Outros crimes são perpetrados por policiais, uma vez que prevalece no meio da segurança pública e privada a ideologia da prevenção e da defesa social, pensam os que cometem tais crimes que eliminando moradores de rua estão a eliminar prováveis delinquentes e protegendo a sociedade. Outros assassinatos são realizados por senhores e jovens de classe média, alguns que se escondem por detrás de vistosos ternos e elegantes vestidos e até, cinicamente, se fazendo fazer passar por defensores de Direitos Humanos ou de causas sociais, discursam em eventos e comícios em defesa dos direitos e das liberdades, mas que se recusam a atender essas pessoas nos seus gabinetes ou desinfetam as mãos com álcool ao lhes trocar apertos de mão, esses assassinam na surdina uma vez que a presença de homens com as vestes em frangalhos e a carne aberta em chagas denuncia a insustentabilidade de um modelo de organização social que não pretendem ver alterado.

Os dados sobre crimes contra a população de rua são precários, uma vez que ninguém se importa ou que se importar com quem exala fedor, com quem não tem nome, quem não tem família, enfim, quem não pode consumir ou frequentar shopping center.
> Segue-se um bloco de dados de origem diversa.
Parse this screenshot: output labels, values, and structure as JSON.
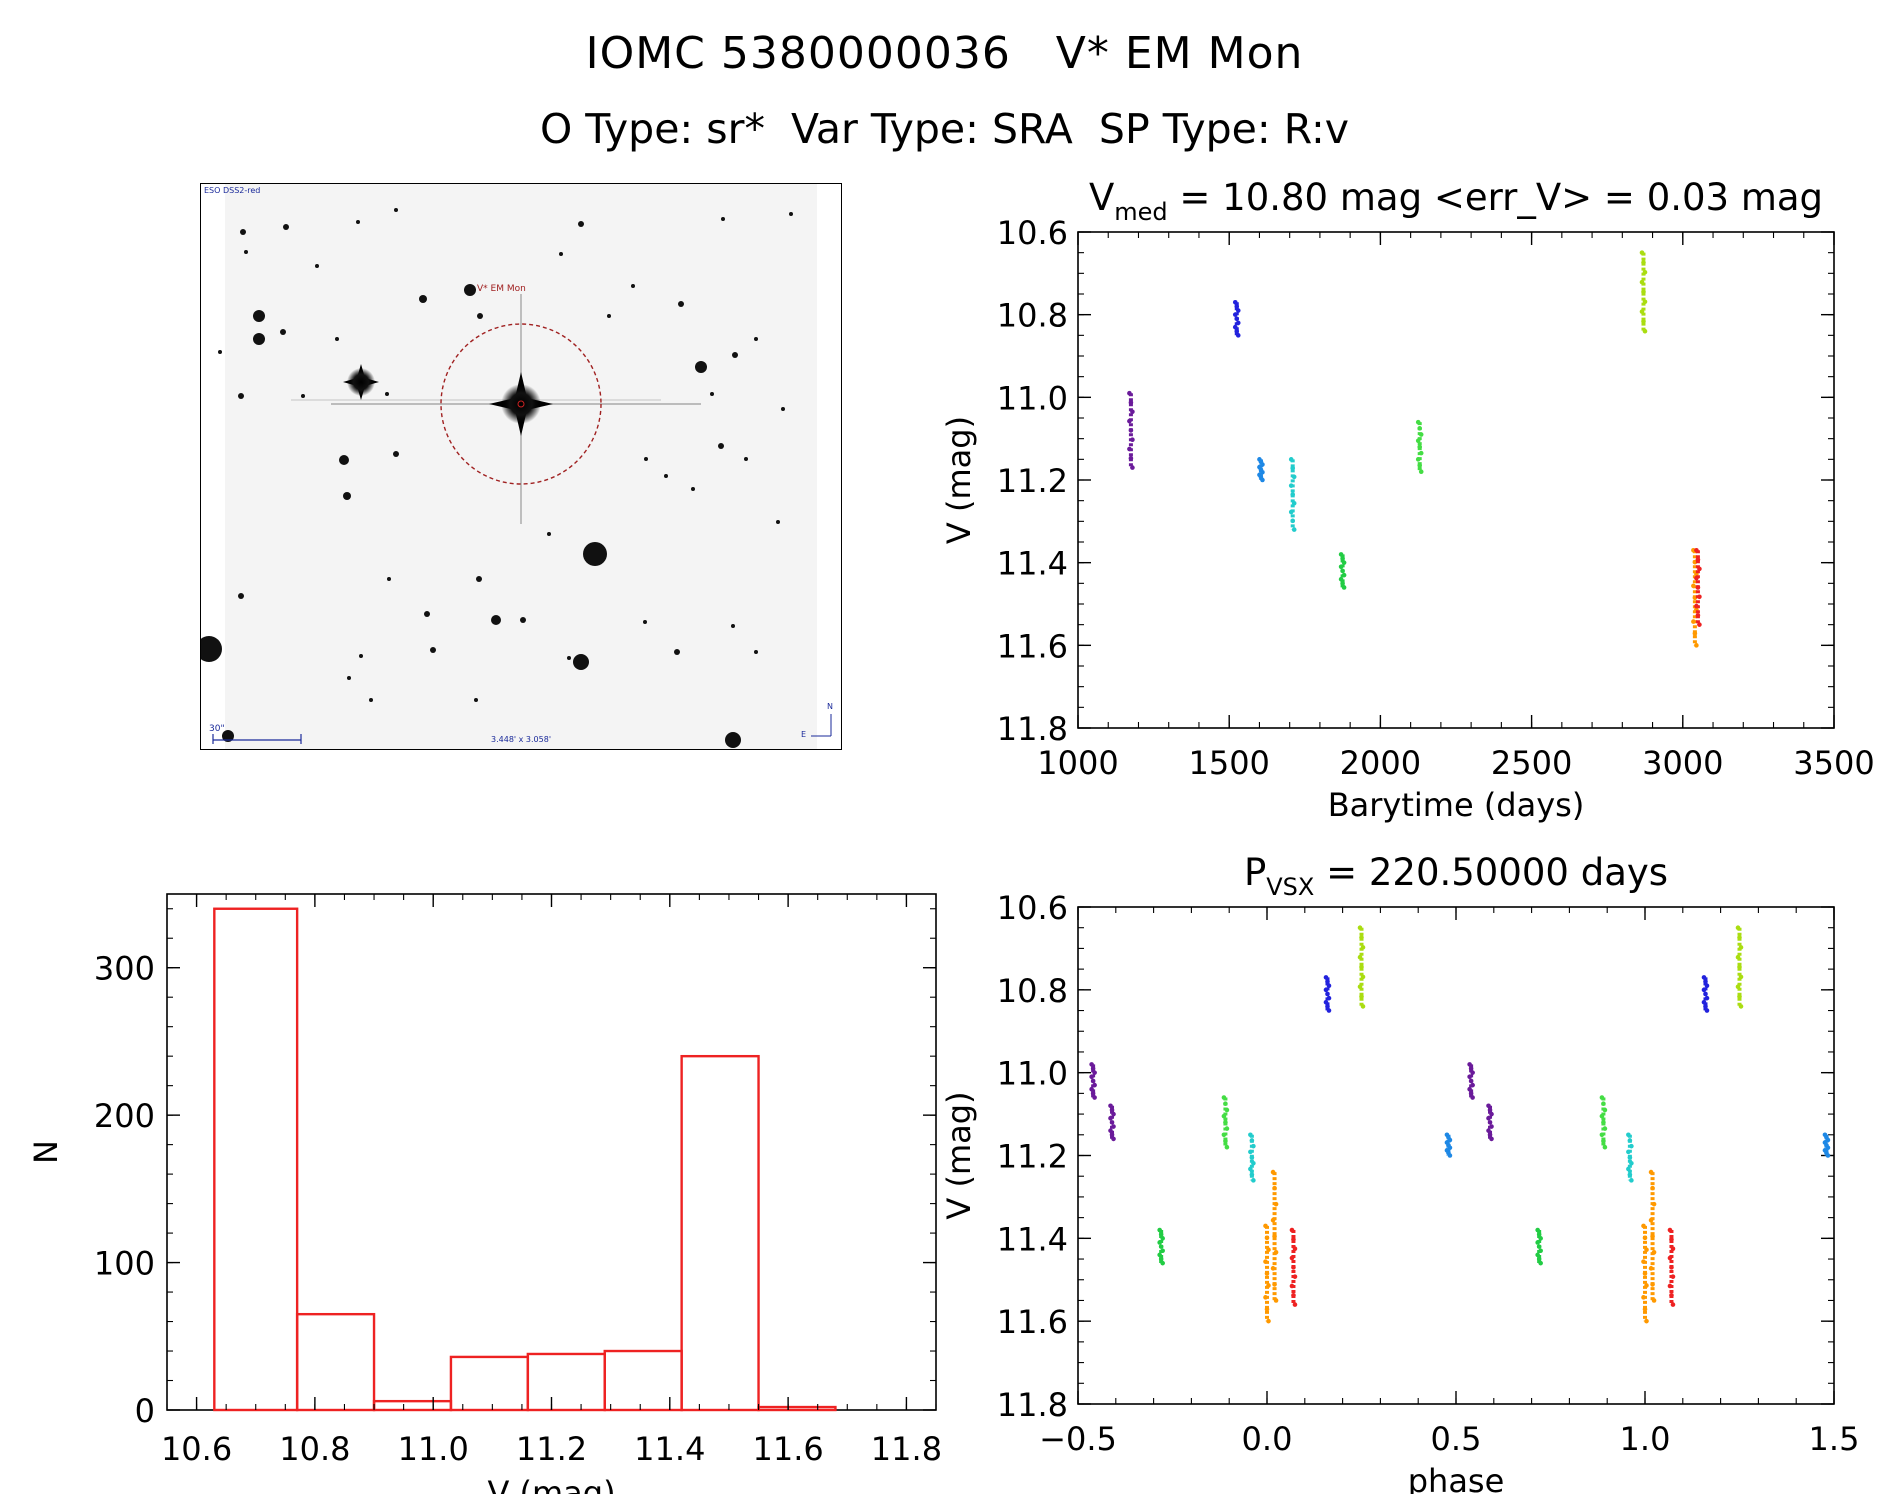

A maioria dos crimes contra moradores de rua não saem nos jornais, pois é espécie de notícia que não vende, uma vez que a própria notícia e mercadoria, produto de consumo.

É inconteste que na contramão da afirmação dos valores da classe média, da pequena burguesia urbana, com seus preconceitos e intolerância, haja vista que os valores da classe média, conforme dizia o famoso cineasta italiano Pier Paolo Pasolini, são os valores do novo fascismo, vem ascendendo uma política de higienização e de extermínio. Por outro lado, as políticas de garantia dos direitos dos moradores em situação de rua, que não se restringem a mendigos e usuários de crack, mas que inclui catadores e até vendedores ambulantes, não sai do papel.

Em 23 de dezembro de 2009, o então presidente Luiz Inácio Lula da Silva editou o Decreto 7.053, que instituiu a Política Nacional para a População em Situação de Rua. O texto prevê a integração das políticas públicas em cada nível de governo, a implantação de centros de defesa dos direitos humanos para a população em situação de rua, canais de comunicação para o recebimento de denúncias de violência e o acesso dessas pessoas aos benefícios previdenciários e assistenciais e aos programas de transferência de renda. Não obstante, apenas em alguns Estados, em alguns municípios onde há uma presença forte das Pastorais Católicas voltadas para os moradores de rua há uma efetivação de tais políticas.

Infelizmente, enquanto predomina o engodo e a demagogia nos órgãos e esferas que deveriam efetivar políticas na efetivação dos direitos das pessoas em situação de rua, por temerem se contaminar com fétido e com as supostas doenças que possam portar,  as ruas não têm sido apenas passarela para exibição dos valores da sociedade consumo, mas também o palco de covardes assassinatos de pessoas que por não possuírem um teto para se abrigar são forçadas a viver nas inseguras ruas do nosso país.



Miguel dos Santos Cerqueira – Defensor Público, Titular da 1ª Defensoria Pública Especial Cível de Aracaju, Coordenador do Núcleo de Defesa de Direitos Humanos da Defensoria.